= Mawqef Micro =

Mawqef Micro (موقف ميكرو) is a Syrian animated television series. It was Free Dome Media's second 2D cartoon animated production aimed at an adult audience. The first being Dr. Psycho.

Mawqef Micro Poster showing B'ro (front right) and Shadi (back left)

The show criticizes certain aspects, practices and retrograde ideologies found within the Syrian society and government, while simultaneously highlighting positive traits.
The first season of the show aired on Addounia TV from August 11, 2010, which coincided with the first day of the Arabic month of Ramadan (as per the Islamic Hijri (Lunar) calendar) through September 9, 2010 (the last day of Ramadan). It encompassed 30 episodes, with each episode averaging 3:30 to 4:30 minutes.

"Mawqef" in Arabic means "Parking" and - in this case - "Bus Stop", so the literal translation of the title is "Micro Bus Stop"; however, during an interview which aired on mbc 1 channel on September 18, 2010, Ahmad F. Darwish the creator, animator, producer and director of the show stated that the title of the show is a play on words where the word "Mawqef" in Arabic also means "Situation", and "Micro" indicates a small thing so the title also means "A Small Situation" referring to the short length of the show's episodes, which - as per the show's English Press Release - keeps the episodes "boredom-free".

==Plot==
The episodes take place on the street adjacent to a Micro Bus stop, which is a common means of transportation in Syria. There, the two main characters of the show, B'ro and Shadi exchange view points and argue about common daily life subjects, including topics such as the economy, social welfare and political views. The main idea is to highlight the contrast between two classes of people: the old-fashioned "common folk" and the new generation of educated youth.

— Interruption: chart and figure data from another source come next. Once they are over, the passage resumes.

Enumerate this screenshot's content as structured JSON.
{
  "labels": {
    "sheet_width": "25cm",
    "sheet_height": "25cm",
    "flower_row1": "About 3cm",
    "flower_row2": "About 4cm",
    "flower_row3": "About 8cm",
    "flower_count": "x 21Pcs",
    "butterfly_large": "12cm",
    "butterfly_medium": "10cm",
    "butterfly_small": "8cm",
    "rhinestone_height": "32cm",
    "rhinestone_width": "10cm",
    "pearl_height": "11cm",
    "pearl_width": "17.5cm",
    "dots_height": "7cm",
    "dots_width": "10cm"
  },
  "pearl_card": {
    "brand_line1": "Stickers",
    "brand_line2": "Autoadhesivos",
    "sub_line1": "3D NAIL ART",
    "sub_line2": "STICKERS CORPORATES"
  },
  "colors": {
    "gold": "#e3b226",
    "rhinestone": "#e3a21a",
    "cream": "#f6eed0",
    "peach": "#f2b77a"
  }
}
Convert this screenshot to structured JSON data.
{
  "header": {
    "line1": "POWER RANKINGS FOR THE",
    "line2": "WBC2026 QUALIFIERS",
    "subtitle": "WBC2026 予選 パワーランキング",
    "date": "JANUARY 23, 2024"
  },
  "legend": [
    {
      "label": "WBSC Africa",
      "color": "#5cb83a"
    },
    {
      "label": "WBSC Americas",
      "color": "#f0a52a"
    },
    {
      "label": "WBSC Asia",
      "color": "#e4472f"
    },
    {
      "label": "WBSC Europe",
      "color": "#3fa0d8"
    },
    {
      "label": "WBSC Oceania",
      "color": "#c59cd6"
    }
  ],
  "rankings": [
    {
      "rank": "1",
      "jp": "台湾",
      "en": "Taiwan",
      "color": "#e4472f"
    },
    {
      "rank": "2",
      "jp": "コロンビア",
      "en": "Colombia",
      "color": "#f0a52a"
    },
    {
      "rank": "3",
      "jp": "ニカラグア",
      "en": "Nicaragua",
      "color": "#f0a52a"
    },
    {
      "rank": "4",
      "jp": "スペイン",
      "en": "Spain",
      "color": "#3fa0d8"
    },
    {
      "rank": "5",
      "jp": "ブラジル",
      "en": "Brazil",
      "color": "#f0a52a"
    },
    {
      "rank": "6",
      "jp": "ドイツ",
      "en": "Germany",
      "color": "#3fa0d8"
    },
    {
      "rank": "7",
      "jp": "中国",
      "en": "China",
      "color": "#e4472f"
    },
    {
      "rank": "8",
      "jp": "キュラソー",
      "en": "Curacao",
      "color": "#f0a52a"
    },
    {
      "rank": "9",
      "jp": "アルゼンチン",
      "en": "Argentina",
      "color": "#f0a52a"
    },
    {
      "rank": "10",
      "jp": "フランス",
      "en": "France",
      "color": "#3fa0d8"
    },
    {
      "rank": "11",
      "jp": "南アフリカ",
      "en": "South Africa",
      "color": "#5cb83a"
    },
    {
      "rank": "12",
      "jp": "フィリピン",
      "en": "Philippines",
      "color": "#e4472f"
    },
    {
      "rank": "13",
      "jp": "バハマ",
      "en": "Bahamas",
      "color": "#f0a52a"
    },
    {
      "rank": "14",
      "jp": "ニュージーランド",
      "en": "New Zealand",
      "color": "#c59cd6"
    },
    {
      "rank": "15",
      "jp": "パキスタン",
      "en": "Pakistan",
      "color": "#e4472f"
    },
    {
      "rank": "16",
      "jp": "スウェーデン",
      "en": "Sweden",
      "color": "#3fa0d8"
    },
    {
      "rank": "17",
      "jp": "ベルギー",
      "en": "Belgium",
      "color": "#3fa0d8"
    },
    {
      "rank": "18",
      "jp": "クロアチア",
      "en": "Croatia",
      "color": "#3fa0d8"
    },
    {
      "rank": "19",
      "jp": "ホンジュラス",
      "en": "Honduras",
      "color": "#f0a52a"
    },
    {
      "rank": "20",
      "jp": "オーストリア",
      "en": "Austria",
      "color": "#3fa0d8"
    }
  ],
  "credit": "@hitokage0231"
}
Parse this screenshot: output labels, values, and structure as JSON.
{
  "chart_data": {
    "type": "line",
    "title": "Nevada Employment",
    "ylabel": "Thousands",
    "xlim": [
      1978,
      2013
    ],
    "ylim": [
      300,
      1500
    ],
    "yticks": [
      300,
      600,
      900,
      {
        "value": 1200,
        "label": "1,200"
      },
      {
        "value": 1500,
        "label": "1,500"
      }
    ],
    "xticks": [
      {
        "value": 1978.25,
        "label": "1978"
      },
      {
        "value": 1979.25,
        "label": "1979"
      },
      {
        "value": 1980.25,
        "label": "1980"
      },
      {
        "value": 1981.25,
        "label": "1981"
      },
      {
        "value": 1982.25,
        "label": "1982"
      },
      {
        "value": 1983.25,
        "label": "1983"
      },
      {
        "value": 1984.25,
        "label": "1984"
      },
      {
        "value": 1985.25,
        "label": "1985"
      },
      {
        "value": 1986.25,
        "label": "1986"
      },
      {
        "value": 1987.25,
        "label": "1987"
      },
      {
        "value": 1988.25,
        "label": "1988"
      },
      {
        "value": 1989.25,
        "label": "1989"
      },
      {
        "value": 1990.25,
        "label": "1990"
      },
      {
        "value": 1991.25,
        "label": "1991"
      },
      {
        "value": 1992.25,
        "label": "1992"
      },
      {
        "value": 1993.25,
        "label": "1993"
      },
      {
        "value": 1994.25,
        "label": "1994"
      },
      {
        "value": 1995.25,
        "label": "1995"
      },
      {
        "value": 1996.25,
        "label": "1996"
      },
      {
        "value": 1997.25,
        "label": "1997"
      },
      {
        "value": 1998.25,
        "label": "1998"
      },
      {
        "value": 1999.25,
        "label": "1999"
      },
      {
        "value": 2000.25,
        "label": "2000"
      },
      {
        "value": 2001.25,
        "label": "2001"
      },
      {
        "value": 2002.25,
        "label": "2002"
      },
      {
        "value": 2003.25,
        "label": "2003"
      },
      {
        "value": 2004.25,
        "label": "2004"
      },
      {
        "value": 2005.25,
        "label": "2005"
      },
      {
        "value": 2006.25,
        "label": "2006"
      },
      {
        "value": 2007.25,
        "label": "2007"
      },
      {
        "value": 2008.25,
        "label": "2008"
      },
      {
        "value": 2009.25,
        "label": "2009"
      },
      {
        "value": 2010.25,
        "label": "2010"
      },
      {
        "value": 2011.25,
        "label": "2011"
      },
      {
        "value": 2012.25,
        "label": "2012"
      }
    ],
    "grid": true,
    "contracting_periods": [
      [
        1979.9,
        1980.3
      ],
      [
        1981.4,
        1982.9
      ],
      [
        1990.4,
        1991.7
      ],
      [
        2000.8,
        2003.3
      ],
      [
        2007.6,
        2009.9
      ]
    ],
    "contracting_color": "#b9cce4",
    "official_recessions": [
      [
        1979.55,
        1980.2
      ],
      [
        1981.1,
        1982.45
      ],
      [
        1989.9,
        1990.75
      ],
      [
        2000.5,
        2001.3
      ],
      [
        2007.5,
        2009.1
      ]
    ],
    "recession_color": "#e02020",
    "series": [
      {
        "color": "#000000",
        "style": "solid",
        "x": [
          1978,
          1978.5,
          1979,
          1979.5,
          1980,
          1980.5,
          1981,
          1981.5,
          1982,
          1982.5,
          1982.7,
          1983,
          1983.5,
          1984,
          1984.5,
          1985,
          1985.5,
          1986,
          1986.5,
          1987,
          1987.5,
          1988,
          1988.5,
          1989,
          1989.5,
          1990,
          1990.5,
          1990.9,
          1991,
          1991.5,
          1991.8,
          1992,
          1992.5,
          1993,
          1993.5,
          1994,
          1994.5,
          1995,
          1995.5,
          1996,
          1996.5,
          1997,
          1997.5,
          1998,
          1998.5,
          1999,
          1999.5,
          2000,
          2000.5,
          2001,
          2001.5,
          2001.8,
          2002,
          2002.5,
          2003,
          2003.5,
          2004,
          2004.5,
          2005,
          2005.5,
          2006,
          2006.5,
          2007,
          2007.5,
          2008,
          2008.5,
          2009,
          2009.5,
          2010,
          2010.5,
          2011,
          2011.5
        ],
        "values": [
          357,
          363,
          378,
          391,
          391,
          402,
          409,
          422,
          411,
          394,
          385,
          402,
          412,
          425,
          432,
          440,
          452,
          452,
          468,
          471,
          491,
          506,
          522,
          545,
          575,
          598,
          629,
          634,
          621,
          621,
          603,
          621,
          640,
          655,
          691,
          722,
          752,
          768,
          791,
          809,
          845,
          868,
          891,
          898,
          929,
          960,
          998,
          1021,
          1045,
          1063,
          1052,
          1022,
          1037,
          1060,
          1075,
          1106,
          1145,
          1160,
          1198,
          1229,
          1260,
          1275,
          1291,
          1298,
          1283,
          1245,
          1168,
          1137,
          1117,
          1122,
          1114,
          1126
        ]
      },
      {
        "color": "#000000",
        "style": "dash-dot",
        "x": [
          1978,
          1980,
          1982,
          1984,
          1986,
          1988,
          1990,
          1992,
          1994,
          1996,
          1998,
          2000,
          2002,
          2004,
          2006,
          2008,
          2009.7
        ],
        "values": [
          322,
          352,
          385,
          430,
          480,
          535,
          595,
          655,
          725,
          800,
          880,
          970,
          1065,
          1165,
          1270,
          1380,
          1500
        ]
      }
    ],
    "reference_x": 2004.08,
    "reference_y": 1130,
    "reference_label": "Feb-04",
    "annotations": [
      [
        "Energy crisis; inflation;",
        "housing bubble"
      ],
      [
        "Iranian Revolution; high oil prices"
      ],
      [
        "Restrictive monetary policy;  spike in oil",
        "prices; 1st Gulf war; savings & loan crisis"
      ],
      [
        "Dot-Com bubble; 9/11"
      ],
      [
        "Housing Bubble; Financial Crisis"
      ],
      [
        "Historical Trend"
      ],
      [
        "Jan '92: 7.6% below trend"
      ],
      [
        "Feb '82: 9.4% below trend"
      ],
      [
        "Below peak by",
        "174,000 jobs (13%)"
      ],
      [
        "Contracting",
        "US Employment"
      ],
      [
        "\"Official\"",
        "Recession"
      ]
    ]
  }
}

B'ro wearing Valentine T-shirt on St. Valentine's Day (example of characters changing costumes depending on the occasion)

The show is introduced in a street-spoken Syrian dialect with a strong Damascene accent, with usage of slang and explicit words used to emphasise the characters' backgrounds. The running motif of Micro Buses driving in the background is used to censor certain words and emphasise the building tension between the two characters.

Each episode starts with a new topic and has a different storyline, and the conclusion is usually reached after each of the two main characters have expressed their opinion on the subject discussed, without necessarily approving of each other's views.

==Cast==
The show has only two main characters starring in all episodes. "B'ro" (Arabic: برو), pronounced "Buhrroh": A hero of the common class, embodying heritage and a tradition-based prevailing mentality that is not short of wisdom, and who sells newspapers on a stand (cultural kiosk) by the pavement next to a bus stop; and his neighborhood associate "Shadi" (Arabic: شادي), pronounced "Shahdee": A young culturally established, well-educated, open-minded and knowledgeable university student who passes by B'ro's “cultural kiosk” everyday to buy newspapers and discuss different matters and hot topics of common interest to the Syrian and Arab people in general. Both characters are vocalized by Ammar F. Daba, the scriptwriter and scenarist of the show.

==Soundtrack==
The show's soundtrack is composed of the opening theme which is a sarcastic vocal chant performed by the show's scriptwriter and scenarist Ammar F. Daba in addition to many other Arabic folk songs performed by various Arab artists which can be heard from B'ro's radio during the show. There is no ending theme, and the credits roll at the end of each episode is accompanied by a continuation of the last song heard from B'ro's radio. The opening theme is metaphoric. Aside from describing the bad shape in which the micro buses rolling the streets of Syria are found, the opening theme uses the micro bus' shape to reflect on the state of the Syrian and Arab people in general.

==Reception==
The show gained wide interest and favourable reviews from both viewers and the Arab media. Different blogs were formed around the show and some Arab news websites like Althawra (Syrian government owned) praised the show describing it as an "Important milestone for Arabic cartoons" where other independent media news sources like Alray News praised it for being the "First Syrian adult-oriented cartoon". Baladna, a Syrian daily news paper dedicated the front page of its 191st issue to the show, with the headline "Animated Syrian satire pulls no punches" and it also stated that the show took the "Arab world by storm". The newspaper also dedicated two pages of its 193rd issue to the show and included an interview with the show's creators.

In its October 2010 issue, the Syrian Forward Magazine said that "The series is compelling in particular due to the reason that the everyday incidents of the characters and their relatives, friends and acquaintances, are major concern to most citizens of the region, which is how the audience can easily and quickly relate to and indulge in the stories."

==Future plans==
Due to its success, both co-founders of the show (Ahmad F. Darwish & Ammar F. Daba), confirmed that a second season is currently in production and scheduled to be broadcast in 2011 during an interview that aired on mbc 1 channel's "Sabah Al Kheir Ya Arab" (صباح الخير يا عرب) morning program on September 18, 2010.

The show's second season aired in 2016.